Yamilet se queda mirando en su celular una foto del año pasado en la que está abrazada a su hijo en el porche de la casa, que Kevin había pintado de amarillo. Ha cambiado mucho desde esa foto, y las clavículas sobresalen notoriamente de su cuello.

«Ahora peso 40 kilos», dice la mujer.

Kevin también estaba perdiendo peso. De hecho, ya en marzo de este año, toda la familia había adelgazado.

Fue entonces cuando José Rafael Castro, novio de Yamilet y el único otro ingreso que tenía el hogar, llegó con malas noticias: la fábrica de bloques de cemento para la construcción donde trabajaba lo había despedido por falta de materias primas para seguir produciendo.

Al principio, la familia comía mangos. Cuando llegó el verano, a mediados de año, ya estaban sobreviviendo a base de la mandioca que crecía en una parcela que les quedaba relativamente cerca en colectivo. «Comíamos eso mañana, tarde y noche», dice Yamilet. Pero en julio ya no tenían plata ni para el colectivo, así que empezaron a buscar en otras partes.

Ya se acercaba el cumpleaños de Kevin. La familia sabía que éste sería el primero sin torta ni regalo, pero había surgido una solución: un vecino de la cuadra cumplía años esa semana y había ofrecido guardar una porción de torta para Kevin.

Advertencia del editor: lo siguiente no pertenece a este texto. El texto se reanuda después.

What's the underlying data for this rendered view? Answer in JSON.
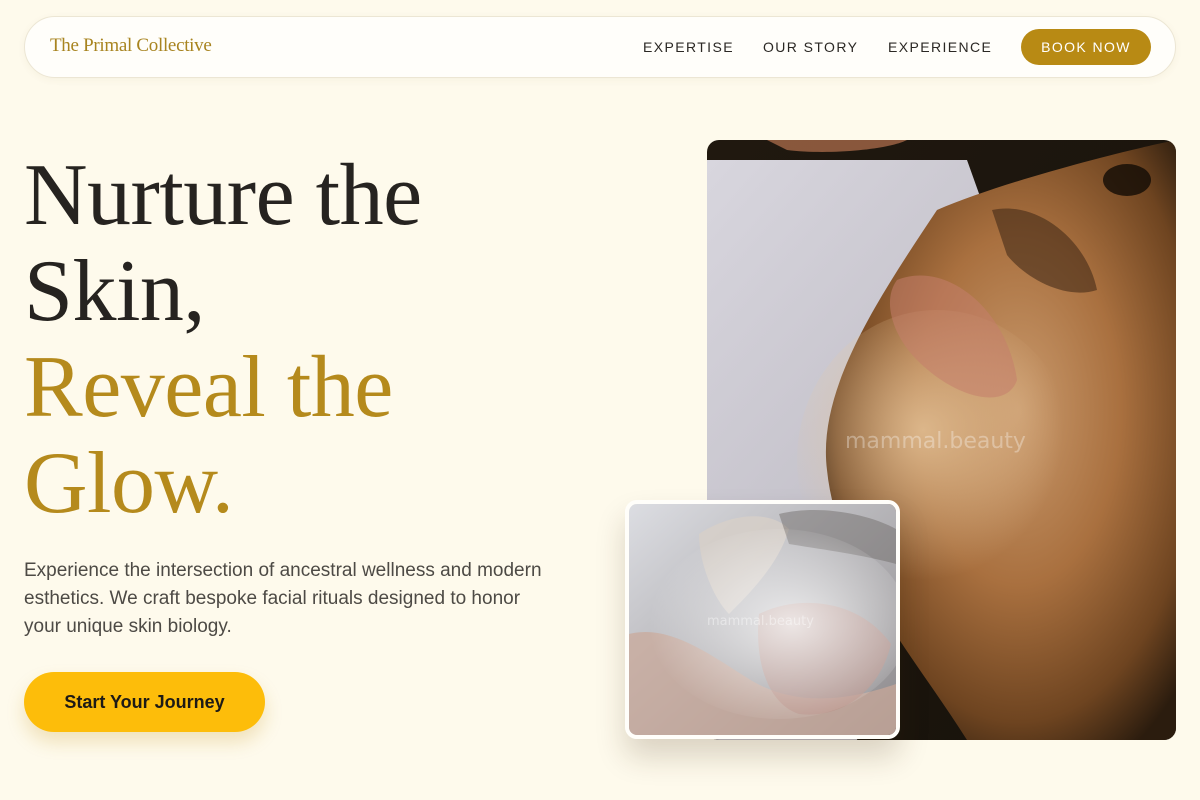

Pero de todos modos esa noche con algo iban a tener que engañar el estómago: hacía tres días que la familia no comía nada y ya todos se sentían débiles.

Kevin y Castro habían oído hablar de una parcela abandonada a unos 45 minutos a pie de su casa, donde algunos de sus vecinos iban a arrancar mandioca amarga.

Apenas salieron del terreno, cuatro hombres armados los rodearon y les quitaron los celulares, cuenta Castro. Fue un roce con la tragedia, pero Kevin y Castro se fueron contentos porque no les quitaron la mandioca. No sabían que lo peor estaba por venir.

La familia sabía de los riesgos de la mandioca amarga y había intentado secarla para extraerle las toxinas, una práctica usada para hacer un pan seco típico de la región.

«No teníamos otra cosa que comer», dice Castro.

Pero a eso de las 23.30 del 25 de julio, víspera del cumpleaños de Kevin, toda la familia estaba enferma. Castro vomitaba y Kevin se revolcaba en el piso. La intoxicación con mandioca se trata con un lavaje intestinal, suero y otras medidas terapéuticas. Pero la familia de Kevin dice que el joven estuvo horas esperando ser atendido en los pasillos del atestado hospital Manuel Núñez Tovar.

El director del hospital, el doctor Luis Briceno, dice que es una situación que se repite en una institución colapsada: en la sala de emergencias, con capacidad para 200 personas, por momentos hay 450 pacientes necesitados de atención médica.

«Siempre hay alguien que se queda sin ser atendido», dice Briceno.

El médico dice que la escasez de insumos es crónica y que los pacientes tienen que salir a buscarlos y comprarlos ellos mismos, como la solución fisiológica que le faltó a Kevin.

Según Yamilet, una enfermera les dijo que salieran a conseguir el suero ellos mismos, y la familia lo encontró en el mercado negro a cuatro dólares la unidad, mucho más de lo que podían pagar.

Finalmente, otra familia que tenía dos unidades de solución de más se solidarizó con ellos y se las dio para Kevin, pero su estado apenas mejoró, y hacia las 4 de la mañana del 26 de julio, día de su cumpleaños, el chico apenas podía hablar.

«Tenía el estómago como piedra», dice su madre, que recuerda que en los últimos momentos a su hijo le salía un líquido negruzco por la boca.

A las 4.45, Kevin estaba muerto.

El día del entierro, el ataúd de Kevin fue escoltado por una larga hilera de amigos y parientes a lo largo de un camino que su madre vuelve a recorrer todos los domingos cuando va a visitar su tumba al cementerio.

«Cuando cumplía años, mi madre me despertaba cantándome el «Feliz cumpleaños», y yo seguía la misma tradición con mis hijos», dice Yamilet.

El día del entierro de su hijo, Yamilet le cantó a su hijo mientras bajaban el cajón.